The forest preserve district had intended to sell the land to the housing authority for possible development as an assisted living facility or affordable housing, but the Village Board refused to re-zone the property before any transaction could take place.
A 2002 lawsuit was filed against the village seeking the re-zoning, alleging discrimination by Oak Brook against the plans. The court sided with the village in 2008 on the discrimination charge, but the housing authority appealed.
Oak Brook Village Manager Dave Niemeyer said the parties have been in mediation for two years, which led to the resolution.
DuPage Housing Authority Board Chairman Tom Good, appointed to the position in April 2011, said he and the new board were “brought up to date” on everything with the housing authority and believed the appeal went on long enough.
“All the parties agreed to dismiss the appeal,” Good said. “We all decided enough was enough and the appropriate thing to do was dismiss the litigation. We all thought we’d be better off spending our public funds on our normal operations.”

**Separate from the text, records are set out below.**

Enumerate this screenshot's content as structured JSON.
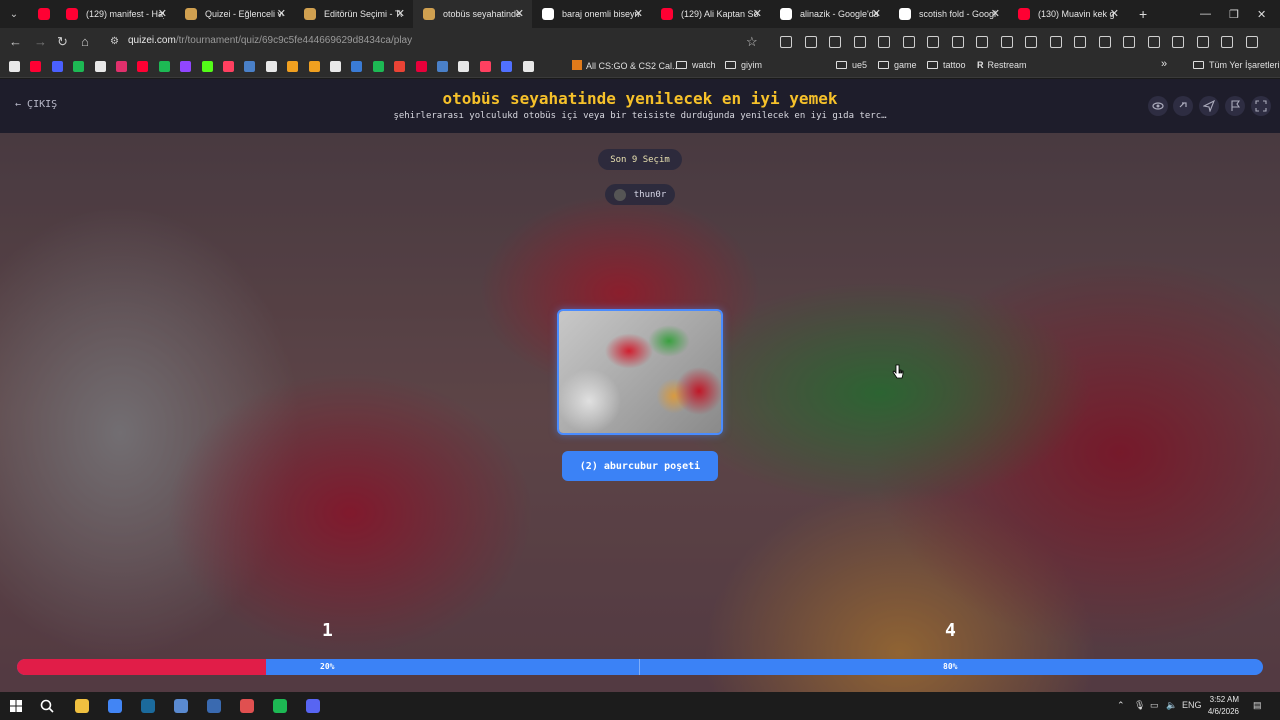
{
  "browser": {
    "tabs": [
      {
        "title": "",
        "favicon": "youtube-icon",
        "color": "#ff0033"
      },
      {
        "title": "(129) manifest - Hay",
        "favicon": "youtube-icon",
        "color": "#ff0033"
      },
      {
        "title": "Quizei - Eğlenceli ve",
        "favicon": "quizei-icon",
        "color": "#d0a050"
      },
      {
        "title": "Editörün Seçimi - Tu",
        "favicon": "quizei-icon",
        "color": "#d0a050"
      },
      {
        "title": "otobüs seyahatinde",
        "favicon": "quizei-icon",
        "color": "#d0a050",
        "active": true
      },
      {
        "title": "baraj onemli biseym",
        "favicon": "google-icon",
        "color": "#ffffff"
      },
      {
        "title": "(129) Ali Kaptan Söz",
        "favicon": "youtube-icon",
        "color": "#ff0033"
      },
      {
        "title": "alinazik - Google'da",
        "favicon": "google-icon",
        "color": "#ffffff"
      },
      {
        "title": "scotish fold - Googl",
        "favicon": "google-icon",
        "color": "#ffffff"
      },
      {
        "title": "(130) Muavin kek g",
        "favicon": "youtube-icon",
        "color": "#ff0033"
      }
    ],
    "url_host": "quizei.com",
    "url_path": "/tr/tournament/quiz/69c9c5fe444669629d8434ca/play",
    "bookmarks": [
      {
        "label": "All CS:GO & CS2 Cal...",
        "type": "link"
      },
      {
        "label": "watch",
        "type": "folder"
      },
      {
        "label": "giyim",
        "type": "folder"
      },
      {
        "label": "ue5",
        "type": "folder"
      },
      {
        "label": "game",
        "type": "folder"
      },
      {
        "label": "tattoo",
        "type": "folder"
      },
      {
        "label": "Restream",
        "type": "link"
      },
      {
        "label": "Tüm Yer İşaretleri",
        "type": "folder"
      }
    ]
  },
  "quiz": {
    "exit_label": "ÇIKIŞ",
    "title": "otobüs seyahatinde yenilecek en iyi yemek",
    "subtitle": "şehirlerarası yolculukd otobüs içi veya bir teisiste durduğunda yenilecek en iyi gıda terc…",
    "round_label": "Son 9 Seçim",
    "username": "thun0r",
    "choice_label": "(2) aburcubur poşeti",
    "score_left": "1",
    "score_right": "4",
    "pct_left_label": "20%",
    "pct_right_label": "80%",
    "pct_left_value": 0.2,
    "pct_right_value": 0.8,
    "colors": {
      "accent": "#3b82f6",
      "title": "#f6c12a",
      "left_bar": "#e11d48",
      "right_bar": "#3b82f6"
    }
  },
  "taskbar": {
    "lang": "ENG",
    "time": "3:52 AM",
    "date": "4/6/2026"
  }
}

Good said he would have never allowed the case to drag on so long, but added, “hindsight is 20/20.”
“Back when that was done, all the parties should have gone their separate ways,” Good said. “The housing authority was not pleased when they did not win the original discrimination claim seeking monetary damages and they appealed. If I were with the housing authority that long ago, I would have never suggested appealing.”
The lawsuit was dismissed by the U.S. Seventh Circuit Court of Appeals, but the forest preserve does not know what will become of the site.
“The re-zoning on the property was approved (by the original court ruling),” said Dewey Pierotti Jr., president of the Forest Preserve District of DuPage County. “The appeal was for both counts; however, with the appeal dropped, that meant the zoning we sought was now valid.”
The friary building was demolished in late 2010 and plans called for it to become open space. Though nothing is imminent, the forest preserve may pursue developing the site.
“We can use it for different purposes,” Pierotti said. “It opens a pandora of different uses that we have to explore in the future.”
Oak Brook Community Development Director Bob Kallien said the property, as it sits now, is zoned conservation recreation and the village has “no zoning within the zoning book of Oak Brook” that would allow assisted living on the property.